The growing extremism of political sectarianism has given way to a new kind of polarization, one that focuses on dominating the opposition rather than on championing ideas. In this paper, we propose interventions to mitigate this kind of polarization and protect our democracy.
Finkel, Eli J., Christopher A. Bail, Mina Cikara, Peter H. Ditto, Shanto Iyengar, Samara Klar, Lilliana Mason et al. “Political Sectarianism in America.” Science 370, no. 6516 (2020): 533–36. https://doi.org/10.1126/science.abe1715
Oct 30, 2020
Area of Study
Political polarization, a concern in many countries, is especially acrimonious in the United States. For decades, scholars have studied polarization as an ideological matter — how strongly Democrats and Republicans diverge vis-à-vis political ideals and policy goals. Such competition among groups in the marketplace of ideas is a hallmark of a healthy democracy. But more recently, researchers have identified a second type of polarization, one focusing less on triumphs of ideas than on dominating the abhorrent supporters of the opposing party. This literature has produced a proliferation of insights and constructs but few interdisciplinary efforts to integrate them. We offer such an integration, pinpointing the superordinate construct of political sectarianism and identifying its three core ingredients: othering, aversion, and moralization. We then consider the causes of political sectarianism and its consequences for U.S. society — especially the threat it poses to democracy. Finally, we propose interventions for minimizing its most corrosive aspects.

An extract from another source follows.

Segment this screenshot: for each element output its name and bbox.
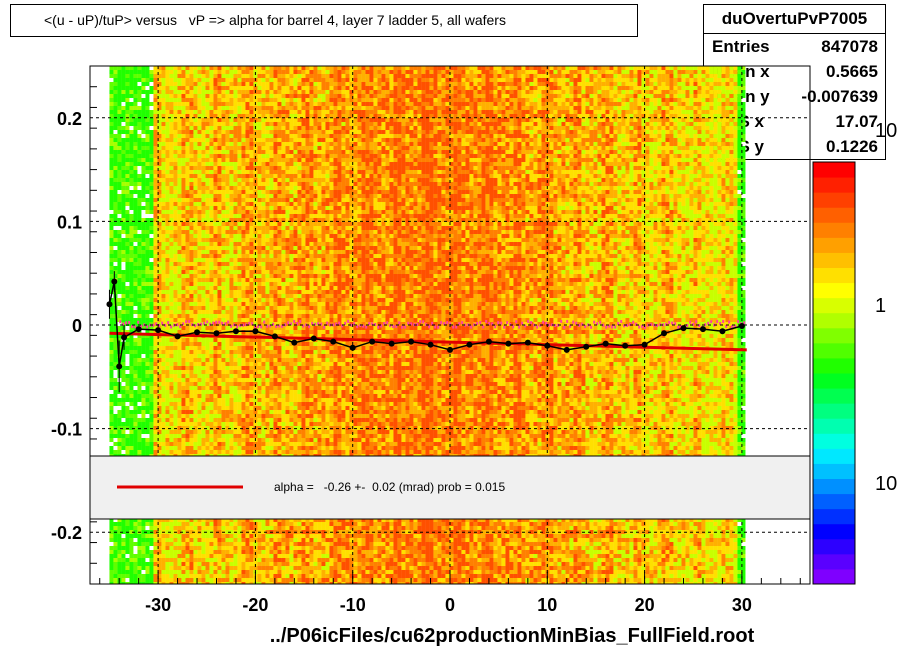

For decades, scholars have studied polarization as an ideological matter—how strongly Democrats and Republicans diverge in their political ideals and policy goals. Generally, competition and debate about ideas is a hallmark of a healthy democracy. However, researchers have identified a second type of polarization that focuses more on dominating the opposition, and less on championing ideas. Regardless of what it’s called, this type of polarization has some form of a moralized identification that pits one political group against another. And while previous literature has produced many insights on the topic, there have been few interdisciplinary efforts to integrate them, which is what we attempt to do in this paper.
First, we offer the construct of political sectarianism and identify its three core ingredients: othering (i.e., labeling groups of people as either “us” or “them”), aversion, and moralization. We then consider the causes of political sectarianism and its consequences for U.S. society, especially the threat it poses to democracy. Finally, we propose interventions for minimizing its most negative effects.
As political sectarianism grows more extreme, it may also become self-reinforcing, rendering mitigation efforts more difficult. Scholars have long argued that a shared threat can bring people together, but such threats may do the opposite when sectarianism is extreme. Bolstering the emphasis on political ideas rather than political adversaries is not a sufficient solution, but it is likely to be a major step in the right direction. The interventions proposed in this paper offer some promising leads, but any serious attempt will require multifaceted efforts to change leadership, media, and democratic systems in ways that are sensitive to human psychology.